We must be thankful that amongst a raft of shameful vaping scaremongering, we have experienced and knowledgeable medical experts such as John Britton providing evidence-based responses to unwarranted attacks on an industry that is already saving millions of lives.
Before we get to the latest scare story, we will start by sharing an extract from John Britton’s response. Professor John Britton is the Director of the UK Centre for Tobacco & Alcohol Studies (UKCTAS) and has long advocated the clear benefits of vaping over smoking. He said:
So I’m afraid I think it is these authors who have it wrong. They are so opposed to nicotine dependency in any form that they are risking the lives of smokers who would benefit by switching completely to e-cigarettes. There is nothing in this new paper that should change advice to smokers. If you smoke, switch. If you don’t smoke, don’t vape. And just as you wouldn’t buy unlicensed alcoholic drinks, don’t vape cannabis or other bootleg products.
We are all too familiar with unreliable conclusions being drawn from studies. From heart implications to youth uptake, the anti-vaping mob are relentless with their sensationalism. In almost all cases, the headlines do not tell the full story. In fact, in the vast majority they tell a completely different story to what has actually happened.
Although most of the vapers reading this will probably already know that the article in question will relate to a misleading headline with little science behind it, we will let you know what the brains behind it came up with anyway… This way the next person who sees you vaping and says “those things are worse than smoking, you know?” you will be even better equipped to set the story straight.
“Lung scarring caused by cobalt”, despite no cobalt particles being found in lung samples
The latest story relates to a person who was using an e-cigarette to vape cannabis oil. First of all, e-cigarettes are not intended to be used to vape this product. To blame e-cigarettes for damage caused by incorrect use is simply unfair. It’s like blaming the cutlery industry for the recent rise in knife crime.
The report published in the European Respiratory Journal was exploring a scarring on the person in question’s lungs. According to the researchers this type of scarring is usually associated with exposure to hard metals such as cobalt. The authors of the study therefore connected the two and assumed that cobalt inhalation was the cause of the illness.
You would think that the authors found cobalt particles in the lung samples they took, to come up with such a conclusion. This was not the case, there was no evidence of cobalt particles in the lung samples, as John Britton picked up on.
Accompanying the unqualified conclusions was a particularly concerning commentary within the ERJ paper. The authors put forward seven of statements lambasting vaping. These claims not only failed to be based on evidence, but actually went against what current evidence tells us.
Professor John Britton comprehensively dismissed all seven claims in an article for the Science Media Centre.
Professor John Britton provides an official response
They argue that conventional quitting methods are effective – yet millions of people continue to smoke despite easy access to those methods. Vaping offers another way out, far less dangerous than smoking, and complementing – not replacing – conventional approaches.
They argue that there is no evidence that vaping is an effective cessation aid. This is false. A high quality, peer-reviewed randomised trial earlier this year showed convincingly that ecigs are twice as effective as conventional nicotine replacement therapies.

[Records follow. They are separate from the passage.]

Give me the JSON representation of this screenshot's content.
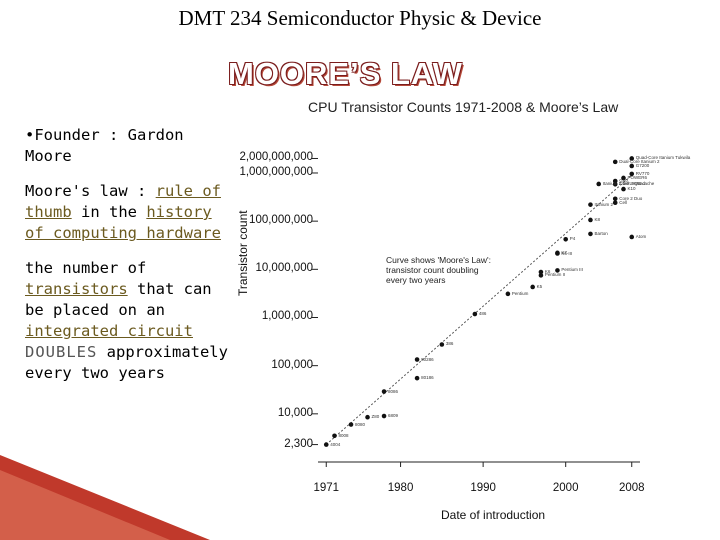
{
  "header": {
    "title": "DMT 234 Semiconductor Physic & Device"
  },
  "slide": {
    "title": "MOORE’S LAW"
  },
  "left_text": {
    "bullet": "•Founder : Gardon Moore",
    "p2_prefix": "Moore's law : ",
    "p2_link1": "rule of thumb",
    "p2_mid": " in the ",
    "p2_link2": "history of computing hardware",
    "p3_prefix": "the number of ",
    "p3_link1": "transistors",
    "p3_mid": " that can be placed on an ",
    "p3_link2": "integrated circuit",
    "p3_doubles": "DOUBLES",
    "p3_suffix": " approximately every two years"
  },
  "chart_data": {
    "type": "scatter",
    "title": "CPU Transistor Counts 1971-2008 & Moore’s Law",
    "xlabel": "Date of introduction",
    "ylabel": "Transistor count",
    "x_ticks": [
      1971,
      1980,
      1990,
      2000,
      2008
    ],
    "y_tick_labels": [
      "2,000,000,000",
      "1,000,000,000",
      "100,000,000",
      "10,000,000",
      "1,000,000",
      "100,000",
      "10,000",
      "2,300"
    ],
    "y_tick_values": [
      2000000000,
      1000000000,
      100000000,
      10000000,
      1000000,
      100000,
      10000,
      2300
    ],
    "xlim": [
      1970,
      2009
    ],
    "ylim": [
      1000,
      3000000000
    ],
    "log_y": true,
    "annotation": "Curve shows 'Moore's Law': transistor count doubling every two years",
    "trend": {
      "x": [
        1971,
        2008
      ],
      "y": [
        2300,
        900000000
      ]
    },
    "points": [
      {
        "label": "4004",
        "x": 1971,
        "y": 2300
      },
      {
        "label": "8008",
        "x": 1972,
        "y": 3500
      },
      {
        "label": "8080",
        "x": 1974,
        "y": 6000
      },
      {
        "label": "Z80",
        "x": 1976,
        "y": 8500
      },
      {
        "label": "8086",
        "x": 1978,
        "y": 29000
      },
      {
        "label": "6809",
        "x": 1978,
        "y": 9000
      },
      {
        "label": "80186",
        "x": 1982,
        "y": 55000
      },
      {
        "label": "80286",
        "x": 1982,
        "y": 134000
      },
      {
        "label": "386",
        "x": 1985,
        "y": 275000
      },
      {
        "label": "486",
        "x": 1989,
        "y": 1180000
      },
      {
        "label": "Pentium",
        "x": 1993,
        "y": 3100000
      },
      {
        "label": "K5",
        "x": 1996,
        "y": 4300000
      },
      {
        "label": "Pentium II",
        "x": 1997,
        "y": 7500000
      },
      {
        "label": "K6",
        "x": 1997,
        "y": 8800000
      },
      {
        "label": "K6-III",
        "x": 1999,
        "y": 21300000
      },
      {
        "label": "Pentium III",
        "x": 1999,
        "y": 9500000
      },
      {
        "label": "K7",
        "x": 1999,
        "y": 22000000
      },
      {
        "label": "P4",
        "x": 2000,
        "y": 42000000
      },
      {
        "label": "K8",
        "x": 2003,
        "y": 105900000
      },
      {
        "label": "Itanium 2",
        "x": 2003,
        "y": 220000000
      },
      {
        "label": "Barton",
        "x": 2003,
        "y": 54300000
      },
      {
        "label": "Atom",
        "x": 2008,
        "y": 47000000
      },
      {
        "label": "Core 2 Duo",
        "x": 2006,
        "y": 291000000
      },
      {
        "label": "Cell",
        "x": 2006,
        "y": 241000000
      },
      {
        "label": "Itanium 2 with 9MB cache",
        "x": 2004,
        "y": 592000000
      },
      {
        "label": "Core 2 Quad",
        "x": 2006,
        "y": 582000000
      },
      {
        "label": "K10",
        "x": 2007,
        "y": 463000000
      },
      {
        "label": "POWER6",
        "x": 2007,
        "y": 789000000
      },
      {
        "label": "G80",
        "x": 2006,
        "y": 681000000
      },
      {
        "label": "G7200",
        "x": 2008,
        "y": 1400000000
      },
      {
        "label": "RV770",
        "x": 2008,
        "y": 956000000
      },
      {
        "label": "Dual-Core Itanium 2",
        "x": 2006,
        "y": 1700000000
      },
      {
        "label": "Quad-Core Itanium Tukwila",
        "x": 2008,
        "y": 2000000000
      }
    ]
  }
}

They argue that the tobacco harm reduction strategy is based on undocumented assumptions that alternative nicotine delivery products are generally harmless. But they are wrong. No credible scientist argues that vaping is 100% safe – just that it is far less harmful than smoking.
They argue that e-cigarette use is likely to increase the likelihood of smoking initiation. Not only is there no evidence for this claim, but UK smoking rates continue to fall rapidly in both adults and children. If vaping led to smoking, we would see that pattern being reversed – and it is not. There is no evidence that vaping is driving smoking prevalence up in other parts of the world either.
They argue that smokers see vaping as a viable alternative to the use of evidence-based smoking cessation services and smoking cessation pharmacotherapy. That’s true, but it is a good thing. Vaping enables smokers to quit for good. It’s helping smokers, not harming them.
They argue that the EU the tobacco harm reduction strategy is based on incorrect claims that we cannot curb the tobacco epidemic, and that many effective strategies exist to reduce smoking at a population level. If that is true however, why does the EU still have 100 million smokers? It’s not that other policies don’t work – it’s just completely illogical to exclude this new one.
It is unfortunate that this sort of response is ever required, but a relief that robust rebuttals are so commonly made. News stories are very commonly twisted in a way which is damaging to the vaping industry, but ultimately and more importantly to public health. We should all be grateful for the support that leading UK scientists and health professionals are providing. They know as well as we do that there is never a time when it is better to smoke than to vape.